HELGOLAND

Ich stehe in Cuxhaven am Fährhafen. In wenigen Minuten soll ein Fährschiff nach Helgoland ablegen. Ich schaue den einsteigenden Passagieren zu. Sehnsucht befällt mich, ich schließe die Augen und fange an zu träumen. Das blaue Meer, die Sonne, die roten Felsen, es muß wunderbar sein.

Warum fahre ich eigentlich nicht mit? Niemand wartet heute auf mich. Wenige Minuten später stehe ich an der Reling, das Schiff ist bereits auf dem Weg nach Helogland

Soeben bin ich die Gangway des großen Bäderschiffes zum Fährboot herabgestiegen. Ich hatte ein bißchen Angst, es ist immer etwas abenteuerlich. Doch die Nordsee zeigt sich von ihrer besten Seite. Mit mir sitzen weitere erwartungsvolle Helgolandbesucher im Boot. Die Sonne scheint warm, leichter Seewind streichelt meine Haut. Über mir fliegen weiße Möven, hin und wieder schnappen sie nach den ihnen zugeworfenen Brotstücken. Sacht kräuseln sich die Wellen im Sonnenlicht.
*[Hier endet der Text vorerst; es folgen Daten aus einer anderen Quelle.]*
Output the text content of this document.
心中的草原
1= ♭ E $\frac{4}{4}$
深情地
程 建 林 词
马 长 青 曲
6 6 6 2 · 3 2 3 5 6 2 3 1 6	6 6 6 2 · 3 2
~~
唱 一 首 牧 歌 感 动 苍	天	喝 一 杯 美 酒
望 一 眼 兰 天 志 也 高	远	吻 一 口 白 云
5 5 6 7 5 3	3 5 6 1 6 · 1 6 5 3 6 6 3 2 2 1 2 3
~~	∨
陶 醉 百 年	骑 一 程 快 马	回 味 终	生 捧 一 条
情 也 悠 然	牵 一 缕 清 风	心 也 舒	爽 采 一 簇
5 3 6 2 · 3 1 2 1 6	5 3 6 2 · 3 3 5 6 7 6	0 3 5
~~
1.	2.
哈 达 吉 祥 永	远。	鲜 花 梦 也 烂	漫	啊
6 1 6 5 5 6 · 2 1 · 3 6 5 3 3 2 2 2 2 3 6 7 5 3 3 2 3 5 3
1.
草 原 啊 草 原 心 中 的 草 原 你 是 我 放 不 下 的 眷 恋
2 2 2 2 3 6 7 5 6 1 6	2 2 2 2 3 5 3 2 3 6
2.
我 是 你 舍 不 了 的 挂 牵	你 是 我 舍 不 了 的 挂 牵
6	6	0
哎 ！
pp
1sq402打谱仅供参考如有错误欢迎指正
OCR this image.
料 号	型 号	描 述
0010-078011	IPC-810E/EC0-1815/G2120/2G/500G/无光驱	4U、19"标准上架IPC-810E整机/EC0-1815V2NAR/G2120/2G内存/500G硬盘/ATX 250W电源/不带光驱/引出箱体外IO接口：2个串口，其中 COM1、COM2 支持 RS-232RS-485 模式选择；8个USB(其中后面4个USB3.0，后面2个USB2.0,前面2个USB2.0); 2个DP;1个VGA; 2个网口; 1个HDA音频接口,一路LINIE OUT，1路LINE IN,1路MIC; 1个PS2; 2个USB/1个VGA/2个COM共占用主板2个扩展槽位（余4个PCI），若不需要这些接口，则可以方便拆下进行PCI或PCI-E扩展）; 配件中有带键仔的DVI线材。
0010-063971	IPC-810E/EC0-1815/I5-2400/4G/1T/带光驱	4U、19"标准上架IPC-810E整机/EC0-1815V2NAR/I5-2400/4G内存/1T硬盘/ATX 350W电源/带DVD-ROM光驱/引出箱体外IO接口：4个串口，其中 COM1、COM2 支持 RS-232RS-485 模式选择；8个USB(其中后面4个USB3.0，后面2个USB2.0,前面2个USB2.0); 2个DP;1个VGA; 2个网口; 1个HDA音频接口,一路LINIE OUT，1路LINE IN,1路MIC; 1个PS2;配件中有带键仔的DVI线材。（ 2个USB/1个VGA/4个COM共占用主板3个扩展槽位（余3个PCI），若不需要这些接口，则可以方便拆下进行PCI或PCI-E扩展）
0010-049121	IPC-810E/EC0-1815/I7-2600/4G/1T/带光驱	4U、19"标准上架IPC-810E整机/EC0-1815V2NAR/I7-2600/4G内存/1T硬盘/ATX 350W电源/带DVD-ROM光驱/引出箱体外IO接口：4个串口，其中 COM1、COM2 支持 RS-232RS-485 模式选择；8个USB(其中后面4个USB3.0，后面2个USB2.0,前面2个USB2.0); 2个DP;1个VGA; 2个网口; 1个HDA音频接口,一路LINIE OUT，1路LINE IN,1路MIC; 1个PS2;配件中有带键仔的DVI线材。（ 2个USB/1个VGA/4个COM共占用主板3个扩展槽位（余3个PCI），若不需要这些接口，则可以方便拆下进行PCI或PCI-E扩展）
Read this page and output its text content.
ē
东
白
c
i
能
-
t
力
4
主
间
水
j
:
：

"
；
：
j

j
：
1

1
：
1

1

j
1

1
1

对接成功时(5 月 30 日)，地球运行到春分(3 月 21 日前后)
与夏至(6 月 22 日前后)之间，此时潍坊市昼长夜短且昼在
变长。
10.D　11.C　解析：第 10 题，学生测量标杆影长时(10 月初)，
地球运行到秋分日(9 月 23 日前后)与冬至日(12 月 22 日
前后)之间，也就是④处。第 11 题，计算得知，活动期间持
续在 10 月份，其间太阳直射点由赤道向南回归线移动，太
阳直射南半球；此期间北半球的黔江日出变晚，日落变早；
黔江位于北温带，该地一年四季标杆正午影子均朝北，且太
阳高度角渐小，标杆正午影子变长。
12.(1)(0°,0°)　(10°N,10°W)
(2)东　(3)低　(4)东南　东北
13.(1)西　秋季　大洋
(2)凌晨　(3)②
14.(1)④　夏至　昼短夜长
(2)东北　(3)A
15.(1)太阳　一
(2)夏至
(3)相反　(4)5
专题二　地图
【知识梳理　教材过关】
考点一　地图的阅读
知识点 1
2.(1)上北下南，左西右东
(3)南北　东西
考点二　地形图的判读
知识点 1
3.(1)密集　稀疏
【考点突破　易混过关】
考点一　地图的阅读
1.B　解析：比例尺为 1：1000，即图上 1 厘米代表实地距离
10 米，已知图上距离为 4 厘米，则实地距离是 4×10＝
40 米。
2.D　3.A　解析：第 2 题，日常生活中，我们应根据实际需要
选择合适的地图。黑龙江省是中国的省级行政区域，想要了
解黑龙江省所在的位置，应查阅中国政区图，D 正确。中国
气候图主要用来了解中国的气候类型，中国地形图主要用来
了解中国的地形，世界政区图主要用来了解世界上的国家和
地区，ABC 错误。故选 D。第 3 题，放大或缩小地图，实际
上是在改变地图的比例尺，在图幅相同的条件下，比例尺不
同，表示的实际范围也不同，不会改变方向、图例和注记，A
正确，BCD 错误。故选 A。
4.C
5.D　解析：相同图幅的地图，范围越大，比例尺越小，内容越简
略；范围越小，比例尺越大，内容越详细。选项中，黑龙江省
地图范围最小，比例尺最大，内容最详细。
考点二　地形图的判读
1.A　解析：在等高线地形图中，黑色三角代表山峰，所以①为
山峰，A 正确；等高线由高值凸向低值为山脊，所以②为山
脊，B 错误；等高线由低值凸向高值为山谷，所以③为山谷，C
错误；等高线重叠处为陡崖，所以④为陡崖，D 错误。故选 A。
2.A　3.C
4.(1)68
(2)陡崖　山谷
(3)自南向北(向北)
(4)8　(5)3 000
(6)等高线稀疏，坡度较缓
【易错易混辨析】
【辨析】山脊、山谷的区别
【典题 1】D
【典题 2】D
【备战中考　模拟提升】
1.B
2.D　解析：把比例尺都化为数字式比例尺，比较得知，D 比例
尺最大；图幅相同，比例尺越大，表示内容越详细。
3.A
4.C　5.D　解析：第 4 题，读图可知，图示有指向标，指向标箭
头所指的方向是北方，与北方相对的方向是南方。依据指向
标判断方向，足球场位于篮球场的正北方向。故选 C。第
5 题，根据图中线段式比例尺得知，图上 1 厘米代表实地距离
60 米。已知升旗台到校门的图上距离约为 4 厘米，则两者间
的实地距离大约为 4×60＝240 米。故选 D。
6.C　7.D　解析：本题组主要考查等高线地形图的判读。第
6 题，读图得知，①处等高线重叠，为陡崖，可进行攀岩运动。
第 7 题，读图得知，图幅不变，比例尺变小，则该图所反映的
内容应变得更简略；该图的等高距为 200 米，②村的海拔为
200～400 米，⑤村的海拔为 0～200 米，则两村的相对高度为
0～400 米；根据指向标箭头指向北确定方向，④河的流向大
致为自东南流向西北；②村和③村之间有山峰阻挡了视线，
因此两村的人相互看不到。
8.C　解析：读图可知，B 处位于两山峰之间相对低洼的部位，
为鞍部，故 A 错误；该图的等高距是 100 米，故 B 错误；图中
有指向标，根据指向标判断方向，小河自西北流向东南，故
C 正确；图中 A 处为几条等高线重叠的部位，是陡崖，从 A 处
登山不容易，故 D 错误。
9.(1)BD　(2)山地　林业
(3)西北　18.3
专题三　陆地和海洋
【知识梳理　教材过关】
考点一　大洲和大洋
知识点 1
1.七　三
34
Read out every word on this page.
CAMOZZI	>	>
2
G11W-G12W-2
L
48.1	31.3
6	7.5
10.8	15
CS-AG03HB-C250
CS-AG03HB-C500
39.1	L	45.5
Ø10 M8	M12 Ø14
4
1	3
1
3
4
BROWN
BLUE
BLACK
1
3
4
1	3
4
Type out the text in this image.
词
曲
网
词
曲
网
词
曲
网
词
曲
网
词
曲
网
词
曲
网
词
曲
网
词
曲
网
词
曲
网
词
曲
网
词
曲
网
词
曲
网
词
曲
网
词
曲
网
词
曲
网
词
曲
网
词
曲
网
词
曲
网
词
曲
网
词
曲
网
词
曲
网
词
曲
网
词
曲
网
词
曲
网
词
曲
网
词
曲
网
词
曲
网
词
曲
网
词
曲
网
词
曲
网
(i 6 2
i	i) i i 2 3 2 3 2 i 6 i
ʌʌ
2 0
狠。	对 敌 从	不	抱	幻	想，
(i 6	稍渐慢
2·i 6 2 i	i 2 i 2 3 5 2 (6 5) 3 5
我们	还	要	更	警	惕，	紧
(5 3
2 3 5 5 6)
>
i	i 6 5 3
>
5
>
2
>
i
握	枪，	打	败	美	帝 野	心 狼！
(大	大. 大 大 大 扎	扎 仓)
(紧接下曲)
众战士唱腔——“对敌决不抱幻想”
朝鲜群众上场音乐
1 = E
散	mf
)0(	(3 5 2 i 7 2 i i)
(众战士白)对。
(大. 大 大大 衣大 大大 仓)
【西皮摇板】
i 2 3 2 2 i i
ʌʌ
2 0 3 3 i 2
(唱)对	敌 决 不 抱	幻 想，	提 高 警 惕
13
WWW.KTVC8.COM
Endlich erkenne ich das rote Felsmassiv, es steigt hoch aus dem Wasser. Es ist ein überwältigender Anblick für mich. Ich weiß jetzt schon, daß es ein herrlicher Tag werden wird.

An der Landungsbrücke steigen wir alle aus dem Boot. Ich bleibe noch stehen, schaue mich um und beschließe, zuerst einen Spaziergang durch die untere Stadt zu unternehmen. Die Häuser sind gepflegt, einige größere Hotels fallen mir auf. Die Straßen wirken steril, ich vermisse etwas. Dann fällt es mir auf: es gibt keine Autos auf der Insel. Ich wollte alle Sehenswürdigkeiten von Helgoland aufsuchen, wie werde ich das ohne Auto schaffen?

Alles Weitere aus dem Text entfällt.